There's a reason women stop being able to have children naturally at a certain age.
So let's stop pretending that a woman in her 50s having a child is a good idea.

Itsjustagoogleaway · 02/11/2023 01:02

HangingOver · 01/11/2023 22:05

Feels tough on the kid that when they should be carefree in their twenties they could be minding their folks who are in their 70s... Or starting families in their 30s and simultaneously worrying about their parents in their 80s... Still I suppose anything could happen to anyone at any time.

One game of poker for Victoria will probably pay for many many many carers. If the need arises.

Willyoujustbequiet · 02/11/2023 01:04

It will be a donor egg so technically she could have been even older.

Orchidgarden · 02/11/2023 01:06

I'm not envious, no. 51 is not an ideal age to have a baby. I'm sure she can afford lots of help though, so she might not have to cope with broken nights etc.
She will be in her mid sixties with a teenager, so there's nothing to envy in that.

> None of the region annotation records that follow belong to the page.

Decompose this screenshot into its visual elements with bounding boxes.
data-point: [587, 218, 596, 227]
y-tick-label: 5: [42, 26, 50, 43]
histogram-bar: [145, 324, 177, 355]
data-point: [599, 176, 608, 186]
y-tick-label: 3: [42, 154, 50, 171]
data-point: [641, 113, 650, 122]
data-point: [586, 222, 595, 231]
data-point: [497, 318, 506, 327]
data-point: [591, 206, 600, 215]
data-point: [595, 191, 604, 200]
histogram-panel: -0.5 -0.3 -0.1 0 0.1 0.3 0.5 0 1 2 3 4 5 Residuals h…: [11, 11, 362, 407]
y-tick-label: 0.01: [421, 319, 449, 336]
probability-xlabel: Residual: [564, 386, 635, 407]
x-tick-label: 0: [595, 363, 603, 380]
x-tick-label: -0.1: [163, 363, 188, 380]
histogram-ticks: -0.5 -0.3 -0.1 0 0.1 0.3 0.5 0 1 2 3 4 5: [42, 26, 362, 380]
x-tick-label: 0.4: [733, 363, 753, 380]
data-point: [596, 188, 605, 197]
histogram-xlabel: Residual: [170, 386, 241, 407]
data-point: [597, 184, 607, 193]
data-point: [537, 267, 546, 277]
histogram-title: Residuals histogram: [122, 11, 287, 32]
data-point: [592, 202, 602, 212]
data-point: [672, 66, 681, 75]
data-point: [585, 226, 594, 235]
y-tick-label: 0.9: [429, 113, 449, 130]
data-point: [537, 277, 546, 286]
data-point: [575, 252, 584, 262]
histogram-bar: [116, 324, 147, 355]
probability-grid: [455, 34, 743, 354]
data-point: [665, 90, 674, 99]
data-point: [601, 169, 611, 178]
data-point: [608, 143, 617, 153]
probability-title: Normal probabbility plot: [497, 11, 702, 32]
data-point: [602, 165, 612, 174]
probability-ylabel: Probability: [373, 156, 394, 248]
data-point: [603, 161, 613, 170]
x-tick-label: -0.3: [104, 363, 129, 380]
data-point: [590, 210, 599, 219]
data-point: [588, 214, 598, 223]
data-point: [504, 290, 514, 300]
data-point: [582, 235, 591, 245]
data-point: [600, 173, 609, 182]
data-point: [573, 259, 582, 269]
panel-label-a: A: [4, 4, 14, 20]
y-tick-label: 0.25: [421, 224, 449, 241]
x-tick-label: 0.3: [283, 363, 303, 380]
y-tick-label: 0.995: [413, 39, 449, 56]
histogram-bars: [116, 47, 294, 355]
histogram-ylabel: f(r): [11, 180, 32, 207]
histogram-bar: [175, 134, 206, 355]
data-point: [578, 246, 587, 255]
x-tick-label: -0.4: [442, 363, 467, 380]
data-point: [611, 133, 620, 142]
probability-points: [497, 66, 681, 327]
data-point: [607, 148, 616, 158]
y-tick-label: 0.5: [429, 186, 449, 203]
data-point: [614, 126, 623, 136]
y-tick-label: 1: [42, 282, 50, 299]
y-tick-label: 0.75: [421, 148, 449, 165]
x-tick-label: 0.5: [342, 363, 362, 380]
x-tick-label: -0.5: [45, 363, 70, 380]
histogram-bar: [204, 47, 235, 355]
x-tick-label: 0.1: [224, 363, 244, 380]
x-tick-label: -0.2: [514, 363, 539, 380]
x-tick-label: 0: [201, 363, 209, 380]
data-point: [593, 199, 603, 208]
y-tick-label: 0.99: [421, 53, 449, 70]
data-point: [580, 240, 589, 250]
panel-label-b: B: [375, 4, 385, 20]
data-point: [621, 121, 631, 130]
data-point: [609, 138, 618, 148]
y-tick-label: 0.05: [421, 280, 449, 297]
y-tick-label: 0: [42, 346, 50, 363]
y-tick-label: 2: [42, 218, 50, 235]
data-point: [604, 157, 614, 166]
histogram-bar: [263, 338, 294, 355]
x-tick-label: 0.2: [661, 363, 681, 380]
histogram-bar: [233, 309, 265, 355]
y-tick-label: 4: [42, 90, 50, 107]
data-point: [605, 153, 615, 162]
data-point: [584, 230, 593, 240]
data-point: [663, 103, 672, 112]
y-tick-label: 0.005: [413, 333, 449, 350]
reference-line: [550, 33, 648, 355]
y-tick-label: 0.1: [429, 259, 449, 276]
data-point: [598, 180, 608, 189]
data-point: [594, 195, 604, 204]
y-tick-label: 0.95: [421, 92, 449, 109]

PrincessFiorimonde · 02/11/2023 01:18

Monetm · 01/11/2023 22:13

Just to be clear, the question I’m asking is not: is it better to have a child at 31 than 51. I think we can all agree 31 is better. My question is, if you hadn’t had children till later, and you wanted children, wouldn’t you rather have a baby at 51 than never have one? AIBU to think a baby at 51 is better than no baby if you want one?

Sorry can’t figure out a way to edit my original post

AIBU to think a baby at 51 is better than no baby if you want one?
Yes, I agree. I wish all the best to her, her husband and both their DC.

TwistofFate · 02/11/2023 01:28

I had children in my late 30s, later than I'd planned, because of fertility struggles. I already worry about being an older mum and how that will effect them, so I personally wouldn't have wanted to have babies in my 50s.